LA indie pop quartet and longtime best friends Atta Boy have now released their long-awaited third studio album Crab Park.
Hitting the mark with poignant songwriting and soothing instrumentation, the 10-track LP elegantly captures the continual cycle of change, matched by the pillars that remain vital to stay afloat–friendship, love, home and more–with their most refined work to date.
This is the band’s third studio created album in 10 years since the band’s formation in 2012. The body of work allows the band to thoughtfully reflect on the varied aspects of change and identity–nostalgia, an ever-changing understanding of home, the value of meaningful friendship and the vulnerability that comes with embracing the full, broad spectrum of emotions throughout life’s highs and lows. With imaginative song structures and twirling melodies, Crab Park is a buoyant celebration of the natural cycle of living, dying, dissolving, and reforming, ultimately, perpetually in bloom.
The title track opens the album with a gritty guitar riff as lead singer Eden Brolin’s signature dreamy vocals begin to set in, setting the tone for the nine contemplative songs that follow. Beyond just two people in love, the track embodies the ties that love can have to a specific place, and the distinct comfort that comes with it. Brolin croons, “And I never ever thought it would be me and you at Crab Park/With the bittersweet and final spark of Firework Friday/Can’t explain it if I wanted to…”
The album and track take their name from a waterfront park in East Vancouver where Brolin and her partner bonded for the first time. The track took shape when Brolin considered the ebbs, flows and evolution of her relationship, which eventually became reflective of the larger ideas of the project as a whole.
Brolin explains: “It’s funny that in a heated moment in the past, feelings can be so concentrated, positive or negative or neutral, even, but in the present moment, the beginning until now just looks like a bunch of little stopping points and turns, even though they are what make up the entirety of the foundation that’s been built.”
Crab Park is a pacifying body of work that feels like a candle in a dark room–a quiet guiding light that evokes a particular sense of serenity. Atta Boy’s very own Lewis Pullman (drums) even designed the album artwork – a highlight of the solid, tight-knit environment the four close friends built together.
Pianist Dashel Thompson explains, “The process of recording an album as a band is an extremely vulnerable one. Instead of letting that vulnerability slow us down, we embraced it during the creation of ‘Crab Park.’ I’ve known my bandmates for more than half my life, and I think this is the closest I’ve ever felt to them – in large part because of the open and safe, but intensely intimate environment we built during the making of this album.

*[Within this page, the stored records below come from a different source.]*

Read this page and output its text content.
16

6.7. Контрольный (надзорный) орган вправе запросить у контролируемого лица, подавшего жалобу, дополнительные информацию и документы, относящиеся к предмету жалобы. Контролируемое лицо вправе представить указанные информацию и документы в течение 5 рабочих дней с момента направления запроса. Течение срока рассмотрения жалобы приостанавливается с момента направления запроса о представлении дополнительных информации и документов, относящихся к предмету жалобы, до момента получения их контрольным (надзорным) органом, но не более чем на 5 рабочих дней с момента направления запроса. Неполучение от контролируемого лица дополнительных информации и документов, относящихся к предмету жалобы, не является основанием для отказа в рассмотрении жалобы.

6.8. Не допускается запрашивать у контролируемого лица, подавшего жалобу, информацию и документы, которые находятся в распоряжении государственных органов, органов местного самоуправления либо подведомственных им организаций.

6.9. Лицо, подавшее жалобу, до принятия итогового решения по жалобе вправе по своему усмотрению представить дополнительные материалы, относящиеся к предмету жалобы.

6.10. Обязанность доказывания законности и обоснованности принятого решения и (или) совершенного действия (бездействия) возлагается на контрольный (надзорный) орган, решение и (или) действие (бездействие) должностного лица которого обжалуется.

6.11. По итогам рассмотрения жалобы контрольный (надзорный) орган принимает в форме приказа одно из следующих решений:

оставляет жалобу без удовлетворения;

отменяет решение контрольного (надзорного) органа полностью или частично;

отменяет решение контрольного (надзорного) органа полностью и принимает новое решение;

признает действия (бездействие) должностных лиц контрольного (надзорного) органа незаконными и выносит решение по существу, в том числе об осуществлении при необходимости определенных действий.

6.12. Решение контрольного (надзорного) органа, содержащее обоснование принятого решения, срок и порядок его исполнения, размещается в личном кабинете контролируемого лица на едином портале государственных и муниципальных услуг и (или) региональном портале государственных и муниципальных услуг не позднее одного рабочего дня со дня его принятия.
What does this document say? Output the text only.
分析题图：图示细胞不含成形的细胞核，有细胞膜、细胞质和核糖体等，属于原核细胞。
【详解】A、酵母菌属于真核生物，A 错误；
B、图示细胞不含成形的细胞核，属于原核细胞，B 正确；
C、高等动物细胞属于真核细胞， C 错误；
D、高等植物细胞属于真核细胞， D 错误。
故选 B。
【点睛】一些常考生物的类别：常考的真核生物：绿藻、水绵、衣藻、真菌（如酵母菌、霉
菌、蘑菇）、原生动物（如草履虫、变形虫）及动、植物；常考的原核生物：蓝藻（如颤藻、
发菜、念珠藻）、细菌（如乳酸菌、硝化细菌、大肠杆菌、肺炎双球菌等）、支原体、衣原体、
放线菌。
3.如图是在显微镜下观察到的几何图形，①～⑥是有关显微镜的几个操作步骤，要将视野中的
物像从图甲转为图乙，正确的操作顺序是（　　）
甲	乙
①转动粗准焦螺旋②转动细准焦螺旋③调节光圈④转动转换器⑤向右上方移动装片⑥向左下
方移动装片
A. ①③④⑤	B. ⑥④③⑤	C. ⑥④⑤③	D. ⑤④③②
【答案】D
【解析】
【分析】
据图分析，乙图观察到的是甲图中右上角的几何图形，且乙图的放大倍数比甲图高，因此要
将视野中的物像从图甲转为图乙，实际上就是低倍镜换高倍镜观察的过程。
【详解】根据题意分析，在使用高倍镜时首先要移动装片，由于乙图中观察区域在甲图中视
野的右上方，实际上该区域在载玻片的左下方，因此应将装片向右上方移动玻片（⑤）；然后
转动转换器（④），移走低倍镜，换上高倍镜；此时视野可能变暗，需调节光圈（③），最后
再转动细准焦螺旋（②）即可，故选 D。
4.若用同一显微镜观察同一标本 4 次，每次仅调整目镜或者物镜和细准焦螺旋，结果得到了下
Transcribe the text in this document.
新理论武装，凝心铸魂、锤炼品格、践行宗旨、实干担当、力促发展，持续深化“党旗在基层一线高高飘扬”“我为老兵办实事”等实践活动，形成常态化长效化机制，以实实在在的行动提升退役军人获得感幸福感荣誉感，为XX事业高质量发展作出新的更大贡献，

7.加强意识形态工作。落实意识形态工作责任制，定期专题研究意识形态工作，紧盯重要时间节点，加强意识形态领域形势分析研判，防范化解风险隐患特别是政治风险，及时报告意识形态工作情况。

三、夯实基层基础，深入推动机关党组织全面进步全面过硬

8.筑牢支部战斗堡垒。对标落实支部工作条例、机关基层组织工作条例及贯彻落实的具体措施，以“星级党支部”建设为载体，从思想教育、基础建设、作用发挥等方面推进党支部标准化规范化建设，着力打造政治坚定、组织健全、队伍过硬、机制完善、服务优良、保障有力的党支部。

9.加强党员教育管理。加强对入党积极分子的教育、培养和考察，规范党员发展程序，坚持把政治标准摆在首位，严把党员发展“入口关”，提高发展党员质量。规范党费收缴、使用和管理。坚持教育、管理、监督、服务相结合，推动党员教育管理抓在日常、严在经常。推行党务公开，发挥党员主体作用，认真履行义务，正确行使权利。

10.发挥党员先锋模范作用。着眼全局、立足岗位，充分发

The result was extremely positive: I think ‘Crab Park’ is our most personal, most mature, and the work I’m most proud of.”
Lead singer Eden Brolin says, “It always feels like a fluke when we go back in to make an album, so appropriately it tends to reflect our experience of the present moment well. From my perspective, the record wades in honest self-reflection, questioning, and acknowledgement of the people, places and memories we have the good fortune of continuously turning to.”
The wistful, compelling third studio album by Atta Boy, Crab Park, is out now along with the title track. Throughout the profound collection, the four-piece reflects on perpetual change, the meaning of home and the importance of friendship, among other things, culminating in a necessary celebration of what it means to be alive.